No one present was ever able to say precisely how long they worked at Carstairs, probably not many minutes before his chest began to heave in a natural breathing motion. They carried him out into the yard, and the fresh air so revived him that in half an hour he walked through the engine room unaided, and lay down on the floor of the drawing office, made comfortable with coats and newspapers, and dozed off into a sleep. When he woke up, and had had a wash, he seemed quite normal again.

Smith was profuse in his apologies. "I'm beastly sorry. I never dreamt of anything of that sort, etc."

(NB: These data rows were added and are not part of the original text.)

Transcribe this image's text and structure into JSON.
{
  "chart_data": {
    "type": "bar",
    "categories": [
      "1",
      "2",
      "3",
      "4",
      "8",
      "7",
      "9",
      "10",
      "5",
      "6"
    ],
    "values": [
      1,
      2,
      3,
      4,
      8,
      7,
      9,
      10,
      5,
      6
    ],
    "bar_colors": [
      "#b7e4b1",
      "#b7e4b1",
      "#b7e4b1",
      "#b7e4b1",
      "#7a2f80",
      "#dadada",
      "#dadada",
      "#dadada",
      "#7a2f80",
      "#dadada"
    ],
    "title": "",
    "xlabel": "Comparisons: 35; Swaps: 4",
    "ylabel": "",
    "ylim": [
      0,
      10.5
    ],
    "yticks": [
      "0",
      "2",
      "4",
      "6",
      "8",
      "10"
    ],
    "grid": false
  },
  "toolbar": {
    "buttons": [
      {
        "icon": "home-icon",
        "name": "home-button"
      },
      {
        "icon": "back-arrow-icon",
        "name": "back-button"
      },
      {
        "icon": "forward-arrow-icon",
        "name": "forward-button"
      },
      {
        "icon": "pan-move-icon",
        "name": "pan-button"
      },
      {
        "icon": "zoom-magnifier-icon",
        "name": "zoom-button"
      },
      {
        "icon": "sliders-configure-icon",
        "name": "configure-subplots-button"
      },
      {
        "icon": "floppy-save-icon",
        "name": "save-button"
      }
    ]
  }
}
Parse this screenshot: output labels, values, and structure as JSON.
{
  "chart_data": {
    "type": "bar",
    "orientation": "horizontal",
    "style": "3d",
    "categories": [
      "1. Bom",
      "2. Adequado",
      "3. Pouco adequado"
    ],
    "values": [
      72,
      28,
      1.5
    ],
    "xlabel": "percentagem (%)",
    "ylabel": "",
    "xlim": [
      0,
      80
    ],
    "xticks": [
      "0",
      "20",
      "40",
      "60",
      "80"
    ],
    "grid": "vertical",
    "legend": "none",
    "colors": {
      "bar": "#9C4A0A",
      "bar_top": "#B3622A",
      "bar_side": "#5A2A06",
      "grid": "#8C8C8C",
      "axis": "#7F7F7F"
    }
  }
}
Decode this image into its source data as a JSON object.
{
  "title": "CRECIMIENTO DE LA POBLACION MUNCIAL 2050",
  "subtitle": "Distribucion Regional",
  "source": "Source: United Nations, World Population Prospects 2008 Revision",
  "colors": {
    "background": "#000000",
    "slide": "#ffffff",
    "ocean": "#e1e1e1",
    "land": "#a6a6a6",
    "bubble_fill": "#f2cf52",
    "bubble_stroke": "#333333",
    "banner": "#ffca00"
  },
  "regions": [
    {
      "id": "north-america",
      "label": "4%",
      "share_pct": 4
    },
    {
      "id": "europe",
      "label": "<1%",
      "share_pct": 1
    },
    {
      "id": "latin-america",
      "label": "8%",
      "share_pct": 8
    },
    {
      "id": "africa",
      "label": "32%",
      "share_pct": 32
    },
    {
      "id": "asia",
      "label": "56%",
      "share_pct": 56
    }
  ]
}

"Oh, it's alright," Carstairs answered, with a sincere desire to let the matter drop. "I ought to have stood still, went shoving my hands out, knew I was somewhere near the machine switch, too. Got right past the guards and touched the bare metal first go off, wouldn't happen once in a thousand times. Not your fault at all."

So the incident passed, and remained a secret in the bosoms of those five men till years later, when, Carstairs and Darwen were dim and distant memories at those works, a driver or a stoker would sometimes tell wondering pupils a tale of how a man was nearly killed on the night run through the Shift Engineer "skylarking."

Things went very smoothly for a bit. Darwen and Carstairs got more chummy than ever. They were leaning over the switchboard rail together, it was not quite a week since Carstairs had got the shock. "I rather wanted to see a chap get a shock, not killed, you know," Darwen was saying.

"I was rather curious on the point myself, too."

"What was it like? Just a two hundred shock magnified?"

"Very much magnified. It was devilish."

They drifted off. "I've never seen an alternator burn out yet, have you?"

"No! Wish number three would go now."